Das von beiden Seiten propagierte Bild der besten Freunde, etwa durch frühe Besuche des polnischen Ministerpräsidenten Mateusz Morawiecki in Kiew und des ukrainischen Präsidenten Wolodymyr Selenskyj in Warschau, hat aber längst Risse bekommen. Im April blockierte Polen wie auch Ungarn und die Slowakei die Einfuhr von ukrainischem Getreide. Kurz darauf erließ auch die EU Einfuhrbeschränkungen. Diese liefen vor wenigen Tagen aus. Gegen ein neues polnisches Einfuhrverbot kündigte die Ukraine an, Klage vor der Welthandelsorganisation WTO einzureichen.

Attacke auf Selenskyj und Berlin

Eine völlig neue Qualität ist nun, dass sich der Streit über das Getreide zu einem Disput auch über die militärische Zusammenarbeit ausgeweitet hat. „Wir liefern keine Waffen mehr an die Ukraine, weil wir uns jetzt selbst mit den modernsten Waffen ausrüsten“, sagte Morawiecki am Mittwochabend. „Die Ukraine verteidigt sich gegen einen bestialischen russischen Angriff, und ich verstehe diese Situation, aber wie ich schon sagte, werden wir unser Land schützen“, so der polnische Regierungschef. Regierungssprecher Piotr Müller stellte am Donnerstag klar, dass Polen nur zuvor vereinbarte Lieferungen ausführe. Der deutsche Verteidigungsminister Boris Pistorius kündigte daraufhin an, mit seinem polnischen Amtskollegen Mariusz Błasz­czak das Gespräch zu suchen.
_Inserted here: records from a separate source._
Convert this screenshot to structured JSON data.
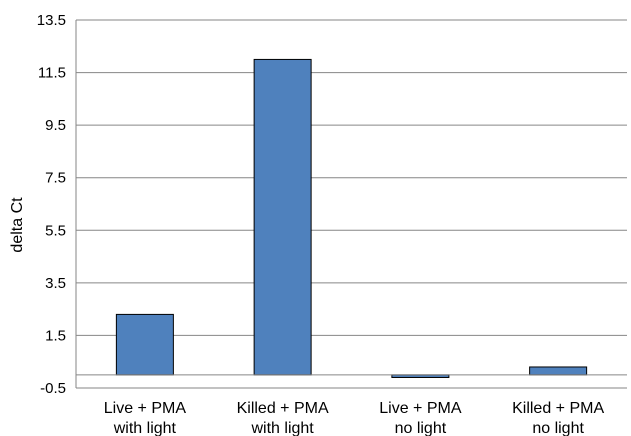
{
  "chart_data": {
    "type": "bar",
    "title": "",
    "xlabel": "",
    "ylabel": "delta Ct",
    "categories": [
      [
        "Live + PMA",
        "with light"
      ],
      [
        "Killed + PMA",
        "with light"
      ],
      [
        "Live + PMA",
        "no light"
      ],
      [
        "Killed + PMA",
        "no light"
      ]
    ],
    "values": [
      2.3,
      12.0,
      -0.1,
      0.3
    ],
    "ylim": [
      -0.5,
      13.5
    ],
    "yticks": [
      "-0.5",
      "1.5",
      "3.5",
      "5.5",
      "7.5",
      "9.5",
      "11.5",
      "13.5"
    ],
    "grid": true,
    "legend": "none",
    "colors": {
      "bar_fill": "#4f81bd",
      "bar_stroke": "#000000",
      "grid": "#868686",
      "axis": "#868686"
    }
  }
}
Ein anderes Novum ist der scharfe Ton, den die in Warschau regierenden Nationalkonservativen anschlagen. Błasz­czak nannte am Donnerstag einen Vorstoß Selenskyjs für einen ständigen Sitz Deutschlands im UN-Sicherheitsrat „ziemlich seltsam“ und eine „große Enttäuschung“ – und attackierte en passant Berlin, indem er Selenskyj fehlende Erinnerung an zunächst zögerliche deutsche Waffenlieferungen vorwarf und die Forderung nach deutschen Reparationen für den Zweiten Weltkrieg erneuerte. Staatspräsident Andrzej Duda packte noch eine Metapher drauf, indem er die Ukraine mit einem Ertrinkenden verglich, der versuche, andere mitzureißen. Laut Regierungschef Morawiecki waren das „sehr treffende Worte“.
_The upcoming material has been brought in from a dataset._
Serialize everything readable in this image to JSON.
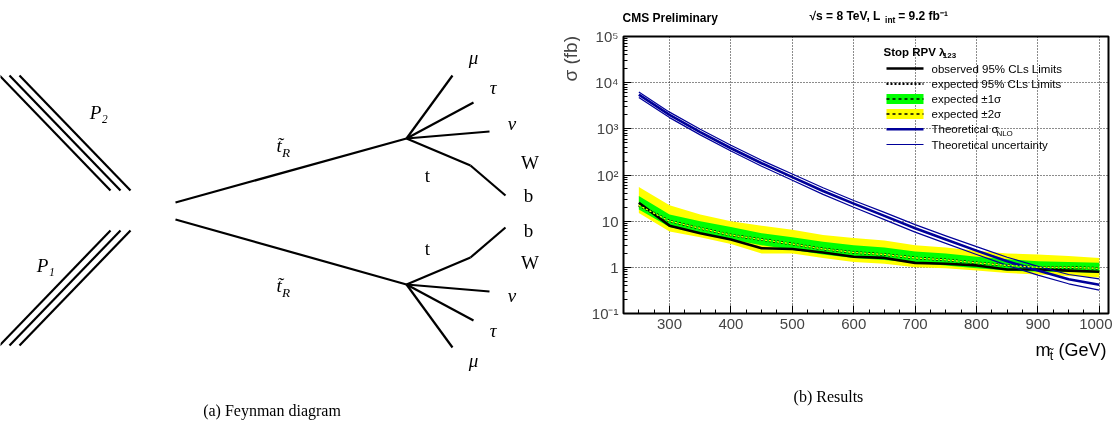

Auch regierungskritische Kreise in Polen sind mit dem Vorgehen Kiews im Getreidestreit nicht einverstanden. Die Ukraine sollte sich nicht die engsten Nachbarn zu Feinden machen, kommentierte die Tageszeitung „Rzecz­pospolita“ den Konflikt. Am Donnerstagnachmittag wurde bekannt, dass die Landwirtschaftsminister beider Länder an einer Lösung arbeiten wollen. Zwischen der Ukraine und der Slowakei wurde eine solche offenbar schon gefunden. Nach slowakischen Angaben wurde ein Lizenzsystem für den Getreidehandel vereinbart. Kiew würde demnach von einer Klage gegen die Regierung in Bratislava absehen.

Bis zur polnischen Parlamentswahl am 15. Oktober dürfte eine mögliche Lösung im Getreidestreit mit Kiew allein noch kein Tauwetter bringen. Die Regierungspartei PiS kämpft auch darum, möglichst viele Wähler der noch weiter rechts stehenden „Konföderation“ abzuwerben. Diese war schon immer gegen die Hilfe für die Ukraine.